Unilaterally created: Thomas

The court's four conservative justices dissented. Justice Clarence Thomas, in a dissent joined by Justices Samuel Alito and Neil Gorsuch, wrote that DACA was illegal from the moment it was created under the Obama administration.

"To state it plainly, the Trump administration rescinded DACA the same way that the Obama administration created it: unilaterally, and through a mere memorandum," wrote Thomas.

Justice Brett Kavanaugh, like Gorsuch a Trump appointee to the court, wrote in a separate dissent he was satisfied that the administration acted appropriately in trying to end the program.

Some experts estimate that as many as one million were actually eligible for the program. Those eligible to apply were children of undocumented immigrants who arrived by 2007, and who were under the age of 16 when they arrived in the U.S. but not older than 31 as of June 2012. Those with serious criminal convictions were not eligible.

President Donald Trump speaks at the White House on Wednesday in Washington. The administration ultimately rejected an attempt by Congress earlier in Trump's term that would have given Dreamers protections in exchange for border wall funding. (Alex Brandon/The Associated Press)

Young immigrants, civil rights groups, universities and Democratic-led cities and states sued to block the administration. Companies such as Apple and Microsoft and some reliable Republican supporters including the U.S. Chamber of Commerce were also opposed to ending the program.

Homeland Security has continued to process two-year DACA renewals so that hundreds of thousands of DACA recipients have protections stretching beyond the election and even into 2022.

Earlier this month, Republican Sen. Mitt Romney of Utah and Democratic Sen. Dick Durbin of Illinois — who have tried over multiple administrations to get legislation passed to protect Dreamers — expressed skepticism Congress would take up the matter in an election year that has also included the 2020 challenges of coronavirus and policing reform.

"They can continue to live, to work and to study in America without fear of deportation, for the moment," Durbin said from the Senate floor Thursday, welcoming the decision.

Republican reaction more muted

While many Democrats in Congress quickly took to social media to herald the decision, the reaction from Republicans was more muted.

Republican Sen. Josh Hawley said that the court "continues to invent and rewrite statutes at will."

"The court continues to fashion one set of review standards under the Administrative Procedure Act for Democrat administrations and another for Republicans," said Hawley.

There appeared to be bipartisan support for a deal on Dreamers in early 2018 in exchange for billions in funding for Trump's desired wall on the Mexican border, but Trump scuttled the deal.

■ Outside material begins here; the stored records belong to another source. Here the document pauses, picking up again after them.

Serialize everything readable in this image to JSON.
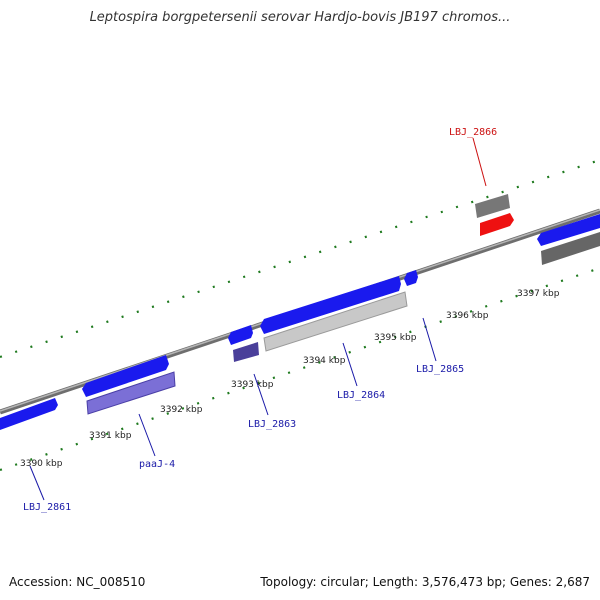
{
  "title": "Leptospira borgpetersenii serovar Hardjo-bovis JB197 chromos...",
  "footer": {
    "accession": "Accession: NC_008510",
    "summary": "Topology: circular; Length: 3,576,473 bp; Genes: 2,687"
  },
  "colors": {
    "forward_gene": "#1a1aee",
    "reverse_gene": "#7b6fd6",
    "gray_gene": "#777777",
    "light_gene": "#c8c8c8",
    "highlight_gene": "#ee1111",
    "tick": "#1f7a1f",
    "label_blue": "#1a1aa8",
    "label_red": "#cc1111",
    "backbone": "#8c8c8c"
  },
  "scale": {
    "unit": "kbp",
    "labels": [
      "3390 kbp",
      "3391 kbp",
      "3392 kbp",
      "3393 kbp",
      "3394 kbp",
      "3395 kbp",
      "3396 kbp",
      "3397 kbp"
    ]
  },
  "genes": [
    {
      "label": "LBJ_2861",
      "highlight": false
    },
    {
      "label": "paaJ-4",
      "highlight": false
    },
    {
      "label": "LBJ_2863",
      "highlight": false
    },
    {
      "label": "LBJ_2864",
      "highlight": false
    },
    {
      "label": "LBJ_2865",
      "highlight": false
    },
    {
      "label": "LBJ_2866",
      "highlight": true
    }
  ]
}
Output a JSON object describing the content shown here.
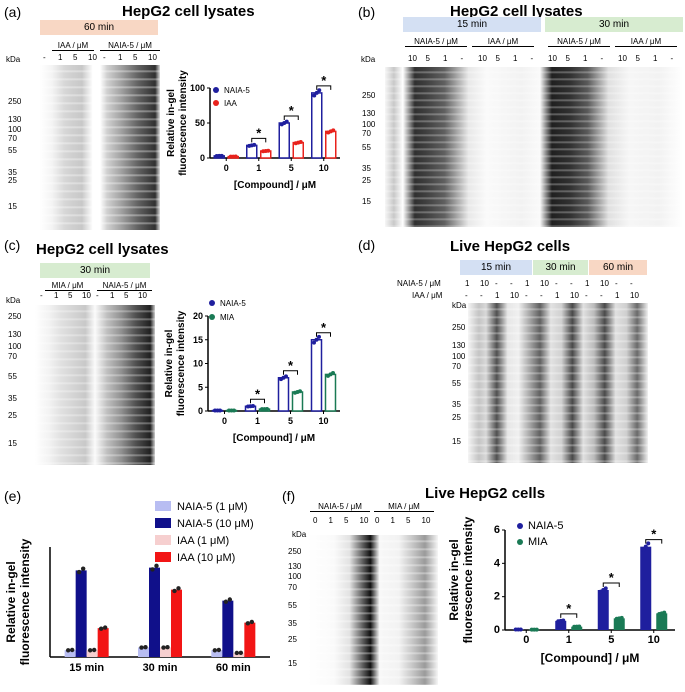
{
  "panels": {
    "a": {
      "label": "(a)",
      "title": "HepG2 cell lysates",
      "time_band": "60 min",
      "group1": "IAA / μM",
      "group2": "NAIA-5 / μM",
      "lanes": [
        "-",
        "1",
        "5",
        "10",
        "-",
        "1",
        "5",
        "10"
      ],
      "kda": "kDa",
      "markers": [
        "250",
        "130",
        "100",
        "70",
        "55",
        "35",
        "25",
        "15"
      ]
    },
    "b": {
      "label": "(b)",
      "title": "HepG2 cell lysates",
      "band1": "15 min",
      "band2": "30 min",
      "group1": "NAIA-5 / μM",
      "group2": "IAA / μM",
      "group3": "NAIA-5 / μM",
      "group4": "IAA / μM",
      "lanes": [
        "10",
        "5",
        "1",
        "-",
        "10",
        "5",
        "1",
        "-",
        "10",
        "5",
        "1",
        "-",
        "10",
        "5",
        "1",
        "-"
      ],
      "kda": "kDa",
      "markers": [
        "250",
        "130",
        "100",
        "70",
        "55",
        "35",
        "25",
        "15"
      ]
    },
    "c": {
      "label": "(c)",
      "title": "HepG2 cell lysates",
      "time_band": "30 min",
      "group1": "MIA / μM",
      "group2": "NAIA-5 / μM",
      "lanes": [
        "-",
        "1",
        "5",
        "10",
        "-",
        "1",
        "5",
        "10"
      ],
      "kda": "kDa",
      "markers": [
        "250",
        "130",
        "100",
        "70",
        "55",
        "35",
        "25",
        "15"
      ]
    },
    "d": {
      "label": "(d)",
      "title": "Live HepG2 cells",
      "band1": "15 min",
      "band2": "30 min",
      "band3": "60 min",
      "row1_label": "NAIA-5 / μM",
      "row2_label": "IAA / μM",
      "row1": [
        "1",
        "10",
        "-",
        "-",
        "1",
        "10",
        "-",
        "-",
        "1",
        "10",
        "-",
        "-"
      ],
      "row2": [
        "-",
        "-",
        "1",
        "10",
        "-",
        "-",
        "1",
        "10",
        "-",
        "-",
        "1",
        "10"
      ],
      "kda": "kDa",
      "markers": [
        "250",
        "130",
        "100",
        "70",
        "55",
        "35",
        "25",
        "15"
      ]
    },
    "e": {
      "label": "(e)"
    },
    "f": {
      "label": "(f)",
      "title": "Live HepG2 cells",
      "group1": "NAIA-5 / μM",
      "group2": "MIA / μM",
      "lanes": [
        "0",
        "1",
        "5",
        "10",
        "0",
        "1",
        "5",
        "10"
      ],
      "kda": "kDa",
      "markers": [
        "250",
        "130",
        "100",
        "70",
        "55",
        "35",
        "25",
        "15"
      ]
    }
  },
  "colors": {
    "naia": "#1f1f9e",
    "iaa": "#e8221c",
    "mia": "#1a7a55",
    "naia1": "#b8bdf2",
    "naia10": "#10108a",
    "iaa1": "#f6cfcf",
    "iaa10": "#f21515",
    "band15": "#d4e0f3",
    "band30": "#d7ecd0",
    "band60": "#f8d7c4"
  },
  "chart_data": [
    {
      "id": "a",
      "type": "bar",
      "categories": [
        "0",
        "1",
        "5",
        "10"
      ],
      "series": [
        {
          "name": "NAIA-5",
          "values": [
            3,
            18,
            50,
            93
          ]
        },
        {
          "name": "IAA",
          "values": [
            2,
            10,
            22,
            38
          ]
        }
      ],
      "xlabel": "[Compound]  / μM",
      "ylabel": "Relative in-gel fluorescence intensity",
      "ylim": [
        0,
        100
      ],
      "yticks": [
        "0",
        "50",
        "100"
      ],
      "legend": "top-left",
      "significance": [
        "*",
        "*",
        "*"
      ]
    },
    {
      "id": "c",
      "type": "bar",
      "categories": [
        "0",
        "1",
        "5",
        "10"
      ],
      "series": [
        {
          "name": "NAIA-5",
          "values": [
            0.1,
            1,
            7,
            15
          ]
        },
        {
          "name": "MIA",
          "values": [
            0.1,
            0.4,
            4,
            7.7
          ]
        }
      ],
      "xlabel": "[Compound] / μM",
      "ylabel": "Relative in-gel fluorescence intensity",
      "ylim": [
        0,
        20
      ],
      "yticks": [
        "0",
        "5",
        "10",
        "15",
        "20"
      ],
      "legend": "top-left",
      "significance": [
        "*",
        "*",
        "*"
      ]
    },
    {
      "id": "e",
      "type": "bar",
      "categories": [
        "15 min",
        "30 min",
        "60 min"
      ],
      "series": [
        {
          "name": "NAIA-5 (1 μM)",
          "values": [
            5,
            7,
            5
          ]
        },
        {
          "name": "NAIA-5 (10 μM)",
          "values": [
            63,
            65,
            41
          ]
        },
        {
          "name": "IAA (1 μM)",
          "values": [
            5,
            7,
            3
          ]
        },
        {
          "name": "IAA (10 μM)",
          "values": [
            21,
            49,
            25
          ]
        }
      ],
      "ylabel": "Relative in-gel fluorescence intensity",
      "ylim": [
        0,
        80
      ],
      "legend": "top-right"
    },
    {
      "id": "f",
      "type": "bar",
      "categories": [
        "0",
        "1",
        "5",
        "10"
      ],
      "series": [
        {
          "name": "NAIA-5",
          "values": [
            0.03,
            0.55,
            2.4,
            5.0
          ]
        },
        {
          "name": "MIA",
          "values": [
            0.02,
            0.2,
            0.7,
            1.0
          ]
        }
      ],
      "xlabel": "[Compound]  / μM",
      "ylabel": "Relative in-gel fluorescence intensity",
      "ylim": [
        0,
        6
      ],
      "yticks": [
        "0",
        "2",
        "4",
        "6"
      ],
      "legend": "top-left",
      "significance": [
        "*",
        "*",
        "*"
      ]
    }
  ]
}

The Supreme Court fight over DACA played out in a kind of legal slow motion. The administration first wanted the justices to hear and decide the case by June 2018. The justices declined.

The Justice Department then returned to the court later in 2018, but the justices did nothing for more than seven months before agreeing a year ago to hear arguments. Those took place in November and more than seven months elapsed before the court's decision.